The paper by Dakin et al., notice, is trying to explain hummingbird differences by evolution. Peter C. Wainright, in a companion piece in Science, points to the paper with the “how” word: “How hummingbirds stay nimble on the wing.” He says the authors “probe the evolution of flight maneuverability in hummingbirds”; he speaks of “the evolution” of hummingbirds; he mentions “the role of flight ability evolution in hummingbird diversification.” Our contention is, what’s the e-word got to do with it? For anything learned about hummingbird maneuverability due to wing shape, tail rotation, or muscle mass, does it help to say that evolution (happenstance) did it? Does this improve scientific understanding of a wonder of nature? Thinking people want to know how this wonder came about. Happenstance is not an answer. It is not an explanation.

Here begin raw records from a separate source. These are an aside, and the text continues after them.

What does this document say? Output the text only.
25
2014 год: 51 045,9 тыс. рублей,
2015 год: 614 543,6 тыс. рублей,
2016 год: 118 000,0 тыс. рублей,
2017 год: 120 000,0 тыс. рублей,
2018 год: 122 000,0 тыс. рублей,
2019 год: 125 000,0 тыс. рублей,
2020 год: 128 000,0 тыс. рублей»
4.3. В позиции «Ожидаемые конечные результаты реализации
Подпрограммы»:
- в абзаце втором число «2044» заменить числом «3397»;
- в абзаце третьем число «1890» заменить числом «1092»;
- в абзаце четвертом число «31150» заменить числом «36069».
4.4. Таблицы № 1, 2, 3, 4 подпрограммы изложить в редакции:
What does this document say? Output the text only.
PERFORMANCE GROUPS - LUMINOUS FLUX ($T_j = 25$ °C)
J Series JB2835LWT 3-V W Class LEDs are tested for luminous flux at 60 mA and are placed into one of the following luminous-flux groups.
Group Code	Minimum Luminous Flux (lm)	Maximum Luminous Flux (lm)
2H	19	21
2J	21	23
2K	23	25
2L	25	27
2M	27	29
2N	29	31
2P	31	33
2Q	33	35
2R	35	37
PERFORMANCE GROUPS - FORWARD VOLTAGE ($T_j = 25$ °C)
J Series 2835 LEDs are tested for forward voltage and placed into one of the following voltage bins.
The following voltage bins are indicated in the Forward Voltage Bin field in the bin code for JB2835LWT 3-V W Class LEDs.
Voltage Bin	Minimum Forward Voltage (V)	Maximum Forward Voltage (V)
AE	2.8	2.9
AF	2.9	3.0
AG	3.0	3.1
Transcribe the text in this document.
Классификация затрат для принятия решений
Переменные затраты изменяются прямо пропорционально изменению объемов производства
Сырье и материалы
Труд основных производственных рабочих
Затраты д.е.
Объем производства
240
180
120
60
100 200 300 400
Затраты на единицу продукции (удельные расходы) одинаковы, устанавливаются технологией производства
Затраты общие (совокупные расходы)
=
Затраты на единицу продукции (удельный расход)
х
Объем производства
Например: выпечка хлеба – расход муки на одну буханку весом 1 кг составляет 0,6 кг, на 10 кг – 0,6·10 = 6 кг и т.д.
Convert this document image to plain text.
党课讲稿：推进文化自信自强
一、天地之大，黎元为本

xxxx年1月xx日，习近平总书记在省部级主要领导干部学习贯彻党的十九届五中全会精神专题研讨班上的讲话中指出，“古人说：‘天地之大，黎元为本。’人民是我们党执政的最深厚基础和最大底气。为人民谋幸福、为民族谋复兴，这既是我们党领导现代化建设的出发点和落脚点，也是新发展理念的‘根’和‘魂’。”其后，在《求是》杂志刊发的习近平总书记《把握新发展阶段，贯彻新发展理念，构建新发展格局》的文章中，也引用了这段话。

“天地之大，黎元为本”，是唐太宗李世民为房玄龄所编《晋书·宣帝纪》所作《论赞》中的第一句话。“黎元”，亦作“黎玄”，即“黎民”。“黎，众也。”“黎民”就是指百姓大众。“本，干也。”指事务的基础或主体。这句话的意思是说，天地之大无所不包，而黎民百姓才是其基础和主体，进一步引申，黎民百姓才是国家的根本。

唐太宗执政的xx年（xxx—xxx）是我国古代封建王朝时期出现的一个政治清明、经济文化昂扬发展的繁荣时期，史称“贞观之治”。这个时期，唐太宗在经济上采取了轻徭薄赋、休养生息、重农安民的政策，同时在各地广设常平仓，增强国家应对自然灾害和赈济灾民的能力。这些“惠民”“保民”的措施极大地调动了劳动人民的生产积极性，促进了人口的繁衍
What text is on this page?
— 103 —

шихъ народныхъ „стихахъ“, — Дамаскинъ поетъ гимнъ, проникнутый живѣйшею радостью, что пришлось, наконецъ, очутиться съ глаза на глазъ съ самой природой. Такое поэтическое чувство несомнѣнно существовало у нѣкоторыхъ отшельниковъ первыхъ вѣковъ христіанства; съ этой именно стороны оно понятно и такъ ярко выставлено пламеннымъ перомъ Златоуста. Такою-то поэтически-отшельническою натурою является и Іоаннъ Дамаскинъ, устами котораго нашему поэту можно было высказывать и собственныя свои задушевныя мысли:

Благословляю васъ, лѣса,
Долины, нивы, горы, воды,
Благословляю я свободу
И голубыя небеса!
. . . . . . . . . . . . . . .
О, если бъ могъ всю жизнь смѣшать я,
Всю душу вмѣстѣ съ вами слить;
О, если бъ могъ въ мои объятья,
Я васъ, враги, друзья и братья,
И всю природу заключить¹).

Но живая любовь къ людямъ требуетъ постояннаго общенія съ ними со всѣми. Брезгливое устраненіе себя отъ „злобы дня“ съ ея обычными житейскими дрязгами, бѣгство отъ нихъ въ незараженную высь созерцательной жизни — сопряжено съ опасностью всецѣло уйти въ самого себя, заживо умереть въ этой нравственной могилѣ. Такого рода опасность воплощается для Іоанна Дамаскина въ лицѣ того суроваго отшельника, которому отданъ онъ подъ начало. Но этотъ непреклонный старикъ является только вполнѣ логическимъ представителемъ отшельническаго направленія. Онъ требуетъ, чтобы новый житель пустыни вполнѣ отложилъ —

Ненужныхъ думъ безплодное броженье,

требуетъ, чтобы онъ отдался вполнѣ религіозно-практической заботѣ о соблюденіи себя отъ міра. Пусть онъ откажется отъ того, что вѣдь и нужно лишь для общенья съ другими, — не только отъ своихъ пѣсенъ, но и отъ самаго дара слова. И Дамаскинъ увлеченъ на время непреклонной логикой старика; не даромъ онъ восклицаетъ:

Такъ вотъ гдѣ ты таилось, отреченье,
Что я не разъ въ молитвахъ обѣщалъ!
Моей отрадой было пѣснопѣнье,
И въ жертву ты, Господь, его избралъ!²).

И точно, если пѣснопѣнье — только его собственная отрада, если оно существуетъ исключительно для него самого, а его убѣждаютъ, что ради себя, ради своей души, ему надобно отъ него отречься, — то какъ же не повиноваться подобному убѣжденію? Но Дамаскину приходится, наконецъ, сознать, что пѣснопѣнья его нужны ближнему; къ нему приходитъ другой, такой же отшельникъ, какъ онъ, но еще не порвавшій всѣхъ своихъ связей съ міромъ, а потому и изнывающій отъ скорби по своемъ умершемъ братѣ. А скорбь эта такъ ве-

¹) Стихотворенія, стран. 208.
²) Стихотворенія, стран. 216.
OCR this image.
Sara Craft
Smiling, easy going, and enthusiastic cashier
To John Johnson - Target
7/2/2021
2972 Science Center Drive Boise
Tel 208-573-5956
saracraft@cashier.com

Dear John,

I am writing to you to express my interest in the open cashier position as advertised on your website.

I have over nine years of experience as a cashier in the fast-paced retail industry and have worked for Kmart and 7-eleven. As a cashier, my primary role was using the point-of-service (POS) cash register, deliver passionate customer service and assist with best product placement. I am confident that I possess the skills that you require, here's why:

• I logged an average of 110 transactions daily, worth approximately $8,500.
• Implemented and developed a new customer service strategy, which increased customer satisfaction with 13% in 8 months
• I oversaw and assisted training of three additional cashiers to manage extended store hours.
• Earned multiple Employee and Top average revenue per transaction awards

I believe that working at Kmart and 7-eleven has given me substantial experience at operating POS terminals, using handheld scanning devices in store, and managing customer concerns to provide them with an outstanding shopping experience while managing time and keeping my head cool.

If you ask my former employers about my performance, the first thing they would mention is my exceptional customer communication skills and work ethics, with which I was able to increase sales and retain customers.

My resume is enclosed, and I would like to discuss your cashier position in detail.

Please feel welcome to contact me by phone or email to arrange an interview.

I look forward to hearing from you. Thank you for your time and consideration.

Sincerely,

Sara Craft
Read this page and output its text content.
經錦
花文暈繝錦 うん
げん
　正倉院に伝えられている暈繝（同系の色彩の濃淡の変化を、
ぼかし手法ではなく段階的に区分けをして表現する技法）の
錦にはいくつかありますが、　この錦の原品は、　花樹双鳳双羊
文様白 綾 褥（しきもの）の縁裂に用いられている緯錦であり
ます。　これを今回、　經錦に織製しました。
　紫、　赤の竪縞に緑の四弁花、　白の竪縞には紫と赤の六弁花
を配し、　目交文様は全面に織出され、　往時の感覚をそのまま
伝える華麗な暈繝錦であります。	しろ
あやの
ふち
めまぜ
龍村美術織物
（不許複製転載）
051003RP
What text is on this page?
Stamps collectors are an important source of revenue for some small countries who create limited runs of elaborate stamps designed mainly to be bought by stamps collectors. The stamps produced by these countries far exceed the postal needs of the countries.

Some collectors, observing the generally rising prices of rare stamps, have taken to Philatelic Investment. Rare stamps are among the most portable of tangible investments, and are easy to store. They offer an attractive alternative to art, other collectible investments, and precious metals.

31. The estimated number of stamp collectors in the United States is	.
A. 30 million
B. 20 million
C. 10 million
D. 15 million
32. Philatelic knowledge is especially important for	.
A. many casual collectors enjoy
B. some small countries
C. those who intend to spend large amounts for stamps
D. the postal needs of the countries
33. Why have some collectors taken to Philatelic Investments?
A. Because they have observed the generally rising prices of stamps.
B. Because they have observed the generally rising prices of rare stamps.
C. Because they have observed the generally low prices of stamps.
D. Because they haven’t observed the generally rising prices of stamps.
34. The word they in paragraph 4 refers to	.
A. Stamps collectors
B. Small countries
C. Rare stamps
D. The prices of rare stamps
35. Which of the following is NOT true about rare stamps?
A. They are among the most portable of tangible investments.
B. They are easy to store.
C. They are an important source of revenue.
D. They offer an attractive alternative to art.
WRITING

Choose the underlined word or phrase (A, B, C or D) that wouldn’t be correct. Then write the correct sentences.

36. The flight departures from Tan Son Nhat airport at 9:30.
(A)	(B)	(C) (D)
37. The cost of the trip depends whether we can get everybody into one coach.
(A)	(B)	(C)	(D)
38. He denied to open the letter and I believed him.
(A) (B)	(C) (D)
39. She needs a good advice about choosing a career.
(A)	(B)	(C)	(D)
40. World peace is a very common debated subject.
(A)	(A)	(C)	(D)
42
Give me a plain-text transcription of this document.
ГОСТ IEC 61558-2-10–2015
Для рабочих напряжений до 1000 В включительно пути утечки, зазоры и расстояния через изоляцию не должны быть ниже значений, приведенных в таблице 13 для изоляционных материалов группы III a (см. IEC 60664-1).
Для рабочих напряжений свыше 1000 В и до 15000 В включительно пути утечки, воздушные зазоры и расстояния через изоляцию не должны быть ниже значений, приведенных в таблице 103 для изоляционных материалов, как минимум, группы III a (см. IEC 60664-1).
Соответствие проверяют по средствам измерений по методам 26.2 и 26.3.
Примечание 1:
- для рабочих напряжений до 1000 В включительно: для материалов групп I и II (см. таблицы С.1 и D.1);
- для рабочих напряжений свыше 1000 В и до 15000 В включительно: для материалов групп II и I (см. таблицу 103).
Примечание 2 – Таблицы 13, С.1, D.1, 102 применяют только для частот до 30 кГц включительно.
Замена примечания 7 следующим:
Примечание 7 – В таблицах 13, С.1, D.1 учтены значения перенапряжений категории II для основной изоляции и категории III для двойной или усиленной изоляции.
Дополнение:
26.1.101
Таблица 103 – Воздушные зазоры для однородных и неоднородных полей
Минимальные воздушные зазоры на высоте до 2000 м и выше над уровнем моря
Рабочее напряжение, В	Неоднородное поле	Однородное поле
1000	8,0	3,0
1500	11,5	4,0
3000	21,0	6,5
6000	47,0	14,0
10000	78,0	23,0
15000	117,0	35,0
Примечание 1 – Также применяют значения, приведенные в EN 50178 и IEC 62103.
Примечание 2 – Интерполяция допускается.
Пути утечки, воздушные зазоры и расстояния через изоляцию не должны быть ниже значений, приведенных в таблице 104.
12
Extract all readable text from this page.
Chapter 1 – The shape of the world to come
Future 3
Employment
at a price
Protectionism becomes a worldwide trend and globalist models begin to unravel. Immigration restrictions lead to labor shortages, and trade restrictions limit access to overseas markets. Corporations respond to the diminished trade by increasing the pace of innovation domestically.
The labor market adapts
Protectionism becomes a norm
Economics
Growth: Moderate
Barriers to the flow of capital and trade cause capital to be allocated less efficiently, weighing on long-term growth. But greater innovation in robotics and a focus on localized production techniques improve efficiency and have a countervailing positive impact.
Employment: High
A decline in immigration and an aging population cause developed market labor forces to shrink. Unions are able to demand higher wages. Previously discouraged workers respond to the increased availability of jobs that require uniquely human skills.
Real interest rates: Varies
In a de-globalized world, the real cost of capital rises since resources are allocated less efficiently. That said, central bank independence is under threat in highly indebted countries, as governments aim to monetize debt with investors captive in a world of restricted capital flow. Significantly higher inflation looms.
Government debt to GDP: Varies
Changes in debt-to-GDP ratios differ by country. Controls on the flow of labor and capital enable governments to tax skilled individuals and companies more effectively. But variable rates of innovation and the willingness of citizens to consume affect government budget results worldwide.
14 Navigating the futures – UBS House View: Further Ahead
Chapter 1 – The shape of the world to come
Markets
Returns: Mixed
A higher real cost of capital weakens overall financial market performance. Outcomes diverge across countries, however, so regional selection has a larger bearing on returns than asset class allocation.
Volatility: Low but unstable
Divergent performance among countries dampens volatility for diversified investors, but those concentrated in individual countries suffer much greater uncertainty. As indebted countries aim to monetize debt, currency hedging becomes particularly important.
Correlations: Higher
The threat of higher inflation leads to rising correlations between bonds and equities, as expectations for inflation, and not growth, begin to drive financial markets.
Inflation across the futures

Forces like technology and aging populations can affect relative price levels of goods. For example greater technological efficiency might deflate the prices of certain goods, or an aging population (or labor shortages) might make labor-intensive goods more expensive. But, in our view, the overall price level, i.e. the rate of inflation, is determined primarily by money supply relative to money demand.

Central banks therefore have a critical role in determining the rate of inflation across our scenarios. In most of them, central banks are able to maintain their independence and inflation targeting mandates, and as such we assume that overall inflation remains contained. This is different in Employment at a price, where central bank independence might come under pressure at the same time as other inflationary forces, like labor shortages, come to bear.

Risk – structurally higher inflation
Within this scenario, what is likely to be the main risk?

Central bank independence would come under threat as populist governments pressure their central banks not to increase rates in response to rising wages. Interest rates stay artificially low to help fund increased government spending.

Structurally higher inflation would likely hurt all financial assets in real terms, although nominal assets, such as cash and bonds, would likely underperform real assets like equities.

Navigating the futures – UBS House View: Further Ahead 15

You’ll learn more about hummingbirds in nine minutes of the Illustra film than in this paper with its 64 references and 18 mentions of evolution. You’ll learn that:

  • Engineers are light-years behind the bird that inspired robotic flyers.
  • Their wings can beat more than 100 times a second.
  • Hummingbirds are built for speed and maneuverability.
  • No other bird can fly backward and hover in mid-air while feeding on flowers.
  • The highly-maneuverable tail is a balancing organ the bird uses to guide direction.
  • The flight muscle represents about 43% of the bird’s mass.
  • Hummingbirds employ 3 specialized types of wing beats for forward, backward, and hovering motion.
  • Hummers have a unique shoulder joint that enables these flight strategies.
  • Unlike on any other bird, hummingbird wings generate lift on the backstroke.
  • The shoulder joint can rotate the wing 140 degrees by twisting the upper arm bone, making the entire wing invert on the backstroke.
  • To supply the muscles with oxygen, the bird’s heart beats as much as 1,250 beats per minute.
  • The nerve synapses fire at an incredible rate to make this muscular contraction possible.
  • The hummingbird consumes twice its body weight in nutrients each day.
  • During waking hours, the bird eats every 10 to 15 minutes.
  • A comparable diet for a human would be 150 pounds of food a day.
  • The hummingbird tongue is about twice as long as its beak.
  • The tongue acts as an automatic nectar trap (see video clip for demonstration).
  • The tongue traps nectar in less than 1/20th of a second, thousands of times a day.

Surely these observational facts cry out for an explanation more elegant than, “they evolved.” We respond to these observations, Paul Nelson concludes, like responding to the work of an artist. We doubt that any artist would appreciate having elegant craftsmanship attributed to happenstance.

Photo source: Flight: The Genius of Birds, courtesy of Illustra Media.